Columnar OLAP Analytics with ClickHouse
A self-managed ClickHouse OLAP platform on Kubernetes ingests from Kafka and answers aggregations over billions of rows in sub-second time. The Altinity operator handles sharding, replication, and tiered storage for scale and cost control.
Columnar OLAP Analytics with ClickHouse
ClickHouse is a columnar database built for online analytical processing (OLAP), where queries scan and aggregate huge numbers of rows. By storing data by column and compressing aggressively, it answers analytical queries over billions of rows in sub-second time. This platform runs ClickHouse on Kubernetes for self-managed, cost-efficient real-time analytics. Use it for clickstream, product analytics, observability metrics, and any workload needing fast aggregation at large scale.
Components
- ClickHouse: the columnar OLAP engine storing and querying data with vectorized execution.
- Altinity Operator: a Kubernetes operator that deploys and manages ClickHouse clusters declaratively.
- ClickHouse Keeper: the coordination service (Raft-based) for replication metadata, replacing ZooKeeper.
- Kafka: streams events into ClickHouse via the Kafka table engine.
- Object storage: tiered cold storage for older partitions to reduce cost.
- Prometheus: collects cluster metrics for monitoring.
- Grafana: dashboards over ClickHouse for analytics and over Prometheus for ops.
Data Flow
Events are produced to Kafka. ClickHouse's Kafka table engine consumes topics and materialized views transform and insert rows into MergeTree tables, the engine's core storage format that sorts and compresses data by primary key. Background merges combine parts for efficient reads. Queries aggregate over these tables with sub-second latency, and Grafana renders dashboards. Older partitions move to object storage tiers automatically, keeping hot data on fast disks.
Scaling and Resilience
ClickHouse scales horizontally through sharding for storage and query parallelism and replication for availability, coordinated by Keeper. The operator handles scaling, rolling upgrades, and recovery on Kubernetes. Replicas tolerate node loss with no data loss, and inserts are idempotent through deduplication on block hashes. Tiered storage to object storage controls cost as data grows, and distributed tables fan queries across shards.
Security
ClickHouse enforces user authentication, role-based access control, row policies, and quotas. TLS secures client and inter-node traffic, and data is encrypted at rest on the underlying volumes. On Kubernetes, network policies isolate the cluster, secrets hold credentials, and pod security standards constrain the pods. Audit logging records query activity.

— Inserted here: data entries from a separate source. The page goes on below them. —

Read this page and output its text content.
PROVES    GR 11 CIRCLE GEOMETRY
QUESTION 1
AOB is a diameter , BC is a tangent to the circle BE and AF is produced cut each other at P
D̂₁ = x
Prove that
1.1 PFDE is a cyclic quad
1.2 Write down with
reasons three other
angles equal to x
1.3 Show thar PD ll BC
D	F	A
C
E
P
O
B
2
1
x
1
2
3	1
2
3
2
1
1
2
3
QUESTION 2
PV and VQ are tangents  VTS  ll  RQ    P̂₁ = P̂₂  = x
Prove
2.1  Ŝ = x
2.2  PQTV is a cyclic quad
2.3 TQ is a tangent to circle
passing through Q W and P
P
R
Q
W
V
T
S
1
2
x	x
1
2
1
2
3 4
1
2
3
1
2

Trade-offs and Alternatives
ClickHouse delivers exceptional analytical speed and cost efficiency, but it is optimized for append-heavy analytics, not frequent updates or transactional workloads, and self-managing a cluster requires expertise in sharding, merges, and replication. Managed ClickHouse Cloud reduces operations. Alternatives include Apache Druid or Apache Pinot for real-time OLAP, or a cloud warehouse like BigQuery for hands-off scale. Choose ClickHouse when you need the fastest possible aggregation at large scale with control over cost.